Contexto. El Salmo 88 es atribuido a Hemán ezraíta, uno de los cantores levitas designados por David. Pertenece al salterio de los hijos de Coré y es, sin paralelo, el más sombrío del salterio: no concluye en alabanza, sino en tinieblas. El salmista, probablemente afligido por una enfermedad mortal y prolongada, escribe desde el borde mismo del sepulcro, sintiéndose apartado de Dios y de los hombres, mas sin dejar de dirigir su queja al Dios del pacto.

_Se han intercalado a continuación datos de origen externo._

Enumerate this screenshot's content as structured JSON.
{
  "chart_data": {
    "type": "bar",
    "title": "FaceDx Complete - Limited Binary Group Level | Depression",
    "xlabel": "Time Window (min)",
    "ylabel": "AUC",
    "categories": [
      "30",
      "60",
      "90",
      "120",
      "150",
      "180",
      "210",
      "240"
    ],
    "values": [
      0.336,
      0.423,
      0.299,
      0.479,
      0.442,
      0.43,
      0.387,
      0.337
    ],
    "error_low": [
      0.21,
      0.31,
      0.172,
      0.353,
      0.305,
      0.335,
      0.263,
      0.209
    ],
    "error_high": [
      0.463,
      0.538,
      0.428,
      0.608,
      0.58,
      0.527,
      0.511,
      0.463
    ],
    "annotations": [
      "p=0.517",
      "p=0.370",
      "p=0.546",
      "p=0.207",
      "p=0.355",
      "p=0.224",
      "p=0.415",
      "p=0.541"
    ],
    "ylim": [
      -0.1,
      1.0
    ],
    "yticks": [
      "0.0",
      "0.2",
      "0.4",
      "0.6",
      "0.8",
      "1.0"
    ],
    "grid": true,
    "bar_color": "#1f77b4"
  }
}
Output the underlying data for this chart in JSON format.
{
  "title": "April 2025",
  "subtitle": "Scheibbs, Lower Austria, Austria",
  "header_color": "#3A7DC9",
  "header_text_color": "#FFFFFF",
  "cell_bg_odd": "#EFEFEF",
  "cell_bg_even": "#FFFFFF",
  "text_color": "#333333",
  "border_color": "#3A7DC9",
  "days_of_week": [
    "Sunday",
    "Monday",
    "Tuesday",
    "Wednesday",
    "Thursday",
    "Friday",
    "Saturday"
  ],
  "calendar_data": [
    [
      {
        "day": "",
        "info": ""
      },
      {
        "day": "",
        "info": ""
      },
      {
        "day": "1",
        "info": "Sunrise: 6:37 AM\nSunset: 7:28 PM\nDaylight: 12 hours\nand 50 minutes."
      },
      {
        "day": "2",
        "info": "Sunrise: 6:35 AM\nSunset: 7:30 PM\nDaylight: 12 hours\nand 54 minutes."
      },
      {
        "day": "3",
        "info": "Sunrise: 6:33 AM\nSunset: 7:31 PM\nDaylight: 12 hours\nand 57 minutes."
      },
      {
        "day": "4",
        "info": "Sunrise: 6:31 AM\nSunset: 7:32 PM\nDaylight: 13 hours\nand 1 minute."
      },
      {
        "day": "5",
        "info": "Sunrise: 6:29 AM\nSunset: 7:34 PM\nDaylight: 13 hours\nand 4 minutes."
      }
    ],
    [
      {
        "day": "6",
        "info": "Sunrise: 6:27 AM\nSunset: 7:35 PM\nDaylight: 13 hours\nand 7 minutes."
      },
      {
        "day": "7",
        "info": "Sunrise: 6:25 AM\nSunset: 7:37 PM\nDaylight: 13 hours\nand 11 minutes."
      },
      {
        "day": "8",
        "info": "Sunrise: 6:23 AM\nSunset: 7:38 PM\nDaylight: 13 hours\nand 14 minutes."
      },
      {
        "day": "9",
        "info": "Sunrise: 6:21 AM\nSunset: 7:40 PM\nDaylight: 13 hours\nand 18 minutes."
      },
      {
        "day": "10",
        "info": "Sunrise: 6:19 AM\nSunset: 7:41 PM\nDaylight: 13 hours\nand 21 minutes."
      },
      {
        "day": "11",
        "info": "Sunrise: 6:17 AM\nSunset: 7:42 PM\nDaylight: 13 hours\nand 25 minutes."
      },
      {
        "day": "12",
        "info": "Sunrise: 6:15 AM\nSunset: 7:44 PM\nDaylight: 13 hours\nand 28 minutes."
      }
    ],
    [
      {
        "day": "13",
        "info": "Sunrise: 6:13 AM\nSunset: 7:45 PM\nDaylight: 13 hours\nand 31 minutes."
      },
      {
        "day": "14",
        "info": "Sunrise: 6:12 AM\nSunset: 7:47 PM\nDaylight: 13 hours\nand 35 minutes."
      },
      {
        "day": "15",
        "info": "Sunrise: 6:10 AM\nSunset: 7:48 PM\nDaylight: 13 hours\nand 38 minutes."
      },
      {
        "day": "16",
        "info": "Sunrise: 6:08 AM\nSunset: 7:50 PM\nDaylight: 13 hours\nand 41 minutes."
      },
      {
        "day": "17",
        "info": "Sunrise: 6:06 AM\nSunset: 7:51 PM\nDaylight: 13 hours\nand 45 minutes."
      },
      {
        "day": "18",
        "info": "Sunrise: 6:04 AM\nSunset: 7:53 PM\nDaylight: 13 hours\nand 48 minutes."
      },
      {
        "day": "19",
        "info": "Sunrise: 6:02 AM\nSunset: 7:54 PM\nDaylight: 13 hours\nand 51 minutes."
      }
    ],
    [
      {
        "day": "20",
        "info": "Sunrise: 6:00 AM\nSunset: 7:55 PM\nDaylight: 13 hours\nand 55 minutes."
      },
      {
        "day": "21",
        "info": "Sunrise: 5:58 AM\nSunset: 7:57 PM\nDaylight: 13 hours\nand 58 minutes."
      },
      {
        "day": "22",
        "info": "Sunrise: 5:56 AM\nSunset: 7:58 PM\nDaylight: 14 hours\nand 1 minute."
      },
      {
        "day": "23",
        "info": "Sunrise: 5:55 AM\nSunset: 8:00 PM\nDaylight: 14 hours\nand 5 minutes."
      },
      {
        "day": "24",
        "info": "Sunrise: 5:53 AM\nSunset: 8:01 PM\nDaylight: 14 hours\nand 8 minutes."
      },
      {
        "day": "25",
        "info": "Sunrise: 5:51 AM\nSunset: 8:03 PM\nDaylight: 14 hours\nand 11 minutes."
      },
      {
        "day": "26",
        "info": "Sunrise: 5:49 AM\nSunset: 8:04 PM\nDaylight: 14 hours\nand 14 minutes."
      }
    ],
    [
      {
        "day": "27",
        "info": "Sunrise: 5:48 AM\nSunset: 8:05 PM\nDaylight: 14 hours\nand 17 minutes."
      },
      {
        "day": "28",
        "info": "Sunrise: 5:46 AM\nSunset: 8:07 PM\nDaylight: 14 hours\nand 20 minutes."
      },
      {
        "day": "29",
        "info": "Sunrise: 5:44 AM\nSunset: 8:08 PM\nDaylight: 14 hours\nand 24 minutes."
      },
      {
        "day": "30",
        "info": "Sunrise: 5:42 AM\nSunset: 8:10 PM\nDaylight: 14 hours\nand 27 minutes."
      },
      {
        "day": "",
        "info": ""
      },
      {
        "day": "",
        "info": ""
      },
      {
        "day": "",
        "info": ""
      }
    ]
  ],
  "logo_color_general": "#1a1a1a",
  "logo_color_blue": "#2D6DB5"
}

Explicación. El verbo «desechar» evoca el rechazo del que arroja algo lejos de sí; «esconder el rostro» es, en el lenguaje hebreo, retirar el favor y la comunión sensible. Adviértase, sin embargo, que la angustia se formula como pregunta dirigida a Dios, no como negación de Dios. Aquí la teología reformada distingue con cuidado entre el sentir y el ser: el creyente percibe abandono, pero Dios, soberano y fiel a su pacto, jamás desampara verdaderamente a los suyos (Romanos 8:38-39). La perseverancia de los santos no consiste en una serenidad ininterrumpida, sino en que la fe, aun a tientas en la oscuridad, sigue clamando «oh SEÑOR». Que la Escritura inspirada preserve esta oración sin resolución nos enseña que Dios honra la fe que se aferra a Él en medio del silencio.

Referencias relacionadas. El clamor «¿por qué escondes tu rostro?» resuena en Salmos 13:1 y 44:24, y halla su eco definitivo en la cruz, cuando Cristo exclama «Dios mío, Dios mío, ¿por qué me has desamparado?» (Mateo 27:46; Salmos 22:1). En Él, el abandono que el salmista solo sintió se hizo real, para que jamás fuese real para nosotros (2 Corintios 5:21).

Aplicación práctica. Hay creyentes que atraviesan largas noches del alma, donde la consolación parece retirada y la oración rebota contra cielos de bronce. Este salmo nos da permiso santo para lamentarnos con honestidad delante de Dios, sin fingir gozos que no sentimos. La fe madura no es la ausencia de tinieblas, sino la decisión de seguir orando dentro de ellas, confiando que el Cristo que fue desamparado en nuestro lugar nunca nos esconderá su rostro de modo final.

Para reflexionar. Cuando sientes que Dios ha escondido su rostro, ¿dejas de orar, o aprendes, como Hemán, a dirigir tu mismo clamor de abandono al Dios que en Cristo prometió no dejarte jamás?